Toward the end of last year we were faced with a big decision to make, one that would impact our family in a huge way. At this point, there is no direction to go but forward, so I feel comfortable sharing about it here. We are moving to California.
My husband was given a relocation request and offered a new territory; however, this offer was all or nothing. If we didn’t choose to move, he would be out of a job, and I’m a full time stay at home, so you could imagine how we felt.
We have lived in Washington for 11 years, we bought our forever home about 3 years ago, assuming that we would take our time renovating and making it into our dream home. We love living here, have made friends that are family, and my dad moved here to be closer to us, so to even consider a move is a gut wrenching decision. Our boys have seen the same doctors since birth and Dominic has seen the same therapists since he was 6 months old, and the thought of having to change things for them literally brought me to tears. We have a community here, one that we love and feel privileged in which to belong.
With all of that said, it’s March and the wheels are turning, this move is happening. I know, how did we get here? How could we leave all of this? I wondered what the answer was, I struggled to understand why this had to be so hard. We weighed the pros and cons, I cried (a lot), I wrote (a lot), I talked to family and friends, we researched, we talked about it (a lot), I cried some more, and then after all of that, we followed our gut. A couple of other job opportunities for my husband have come up, but nothing paid enough. We considered me going back to work and him staying home but I wouldn’t be able to match his pay, we looked into both of us working and putting the boys into daycare, and we even thought about me working part time while my husband was available to watch them, ultimately having little time together or as a family.

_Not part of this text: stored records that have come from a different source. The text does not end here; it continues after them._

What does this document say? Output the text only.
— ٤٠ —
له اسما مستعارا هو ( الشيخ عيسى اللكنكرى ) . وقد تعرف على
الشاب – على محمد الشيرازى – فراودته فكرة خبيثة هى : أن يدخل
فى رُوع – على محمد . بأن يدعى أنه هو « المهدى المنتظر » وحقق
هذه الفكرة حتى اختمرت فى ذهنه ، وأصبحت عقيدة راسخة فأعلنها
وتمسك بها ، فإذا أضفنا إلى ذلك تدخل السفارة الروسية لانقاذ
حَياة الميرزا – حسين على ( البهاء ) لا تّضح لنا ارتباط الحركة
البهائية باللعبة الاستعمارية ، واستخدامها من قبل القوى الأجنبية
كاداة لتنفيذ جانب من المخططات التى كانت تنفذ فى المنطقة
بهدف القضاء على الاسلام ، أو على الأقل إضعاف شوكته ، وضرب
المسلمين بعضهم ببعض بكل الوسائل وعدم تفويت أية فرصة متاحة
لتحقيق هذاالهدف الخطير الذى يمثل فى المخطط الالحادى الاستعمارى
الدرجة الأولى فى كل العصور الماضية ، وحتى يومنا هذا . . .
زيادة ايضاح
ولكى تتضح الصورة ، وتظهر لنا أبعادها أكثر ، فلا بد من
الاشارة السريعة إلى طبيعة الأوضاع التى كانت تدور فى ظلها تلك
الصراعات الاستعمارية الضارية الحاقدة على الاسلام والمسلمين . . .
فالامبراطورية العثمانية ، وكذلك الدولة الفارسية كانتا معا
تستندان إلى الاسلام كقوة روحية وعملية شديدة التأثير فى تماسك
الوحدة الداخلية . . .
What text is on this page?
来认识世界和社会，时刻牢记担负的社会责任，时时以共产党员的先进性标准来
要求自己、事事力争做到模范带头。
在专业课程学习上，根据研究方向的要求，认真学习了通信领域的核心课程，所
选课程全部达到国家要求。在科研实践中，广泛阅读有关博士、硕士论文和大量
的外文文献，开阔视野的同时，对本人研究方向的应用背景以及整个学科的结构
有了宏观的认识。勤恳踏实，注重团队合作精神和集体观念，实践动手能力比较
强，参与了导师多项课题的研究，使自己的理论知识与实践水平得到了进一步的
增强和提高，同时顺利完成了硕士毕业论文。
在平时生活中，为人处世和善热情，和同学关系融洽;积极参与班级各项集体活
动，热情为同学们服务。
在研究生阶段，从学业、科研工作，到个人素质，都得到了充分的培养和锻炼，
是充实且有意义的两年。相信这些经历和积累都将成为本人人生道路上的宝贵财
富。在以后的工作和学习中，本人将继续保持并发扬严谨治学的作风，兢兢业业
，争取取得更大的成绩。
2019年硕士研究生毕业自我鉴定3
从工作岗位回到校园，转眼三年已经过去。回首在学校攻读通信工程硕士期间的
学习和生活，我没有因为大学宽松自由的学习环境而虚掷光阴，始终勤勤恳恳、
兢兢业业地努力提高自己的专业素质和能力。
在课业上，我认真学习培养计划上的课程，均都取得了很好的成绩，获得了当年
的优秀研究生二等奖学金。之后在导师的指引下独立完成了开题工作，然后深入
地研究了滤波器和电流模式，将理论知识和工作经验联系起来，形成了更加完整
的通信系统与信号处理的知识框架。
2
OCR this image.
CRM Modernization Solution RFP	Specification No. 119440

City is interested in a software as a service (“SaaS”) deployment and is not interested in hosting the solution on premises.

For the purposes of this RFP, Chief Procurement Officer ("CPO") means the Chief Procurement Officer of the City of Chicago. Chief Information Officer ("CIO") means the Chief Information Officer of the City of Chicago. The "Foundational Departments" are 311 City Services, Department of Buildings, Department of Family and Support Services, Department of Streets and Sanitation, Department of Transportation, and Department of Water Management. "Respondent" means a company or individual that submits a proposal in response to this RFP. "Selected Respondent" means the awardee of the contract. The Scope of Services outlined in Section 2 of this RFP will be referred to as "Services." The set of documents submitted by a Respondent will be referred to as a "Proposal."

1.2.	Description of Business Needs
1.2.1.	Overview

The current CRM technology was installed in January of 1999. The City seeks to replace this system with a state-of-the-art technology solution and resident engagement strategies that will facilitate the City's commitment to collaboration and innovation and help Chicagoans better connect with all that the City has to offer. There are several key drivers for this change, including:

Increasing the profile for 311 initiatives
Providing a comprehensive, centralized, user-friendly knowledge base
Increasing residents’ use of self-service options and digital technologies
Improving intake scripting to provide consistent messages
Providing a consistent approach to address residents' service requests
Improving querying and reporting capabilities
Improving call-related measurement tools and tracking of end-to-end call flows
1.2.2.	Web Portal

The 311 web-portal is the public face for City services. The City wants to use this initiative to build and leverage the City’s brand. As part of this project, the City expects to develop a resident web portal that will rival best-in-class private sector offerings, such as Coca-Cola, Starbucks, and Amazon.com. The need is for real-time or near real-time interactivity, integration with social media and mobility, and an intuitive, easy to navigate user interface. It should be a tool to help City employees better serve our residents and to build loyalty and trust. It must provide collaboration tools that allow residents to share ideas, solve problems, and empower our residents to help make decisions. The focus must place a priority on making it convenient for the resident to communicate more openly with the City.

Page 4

What it all comes down to is our values and how we want to raise our boys.
As hard as this move already is and will be, as hard as being away from my dad will be, as hard as this whole transition will be, in my heart I know that moving the boys to daycare or having to struggle financially will be harder. My husband and I always wanted me to stay home with the boys and that window of time is closing in faster than I’m ready for, so it’s now or never. If you know about our infertility struggles, you know that it’s unlikely I will get to become a mom again. And before we know it, they will be off to kindergarten and these precious years will be over. We will be on to a new season of life, and I’m sure it will be wonderful, but this is where we are now, and we feel like we have made the best decision for us.
This new territory means a raise for my husband, which will allow us to save some money. And the biggest plus of moving back to southern California is that we will have tremendous support and a wonderful social life. We have family and friends, and the boys will get to spend more time with their cousins. I’m thinking of this as a beautiful adventure. There will be difficult moments, moments when I feel like I’ve made the wrong decision, but I know that we made this decision as a couple and that we support each other 100%. If there is love and respect, it’ll all be okay. Besides, time flies, we will be home before we know it.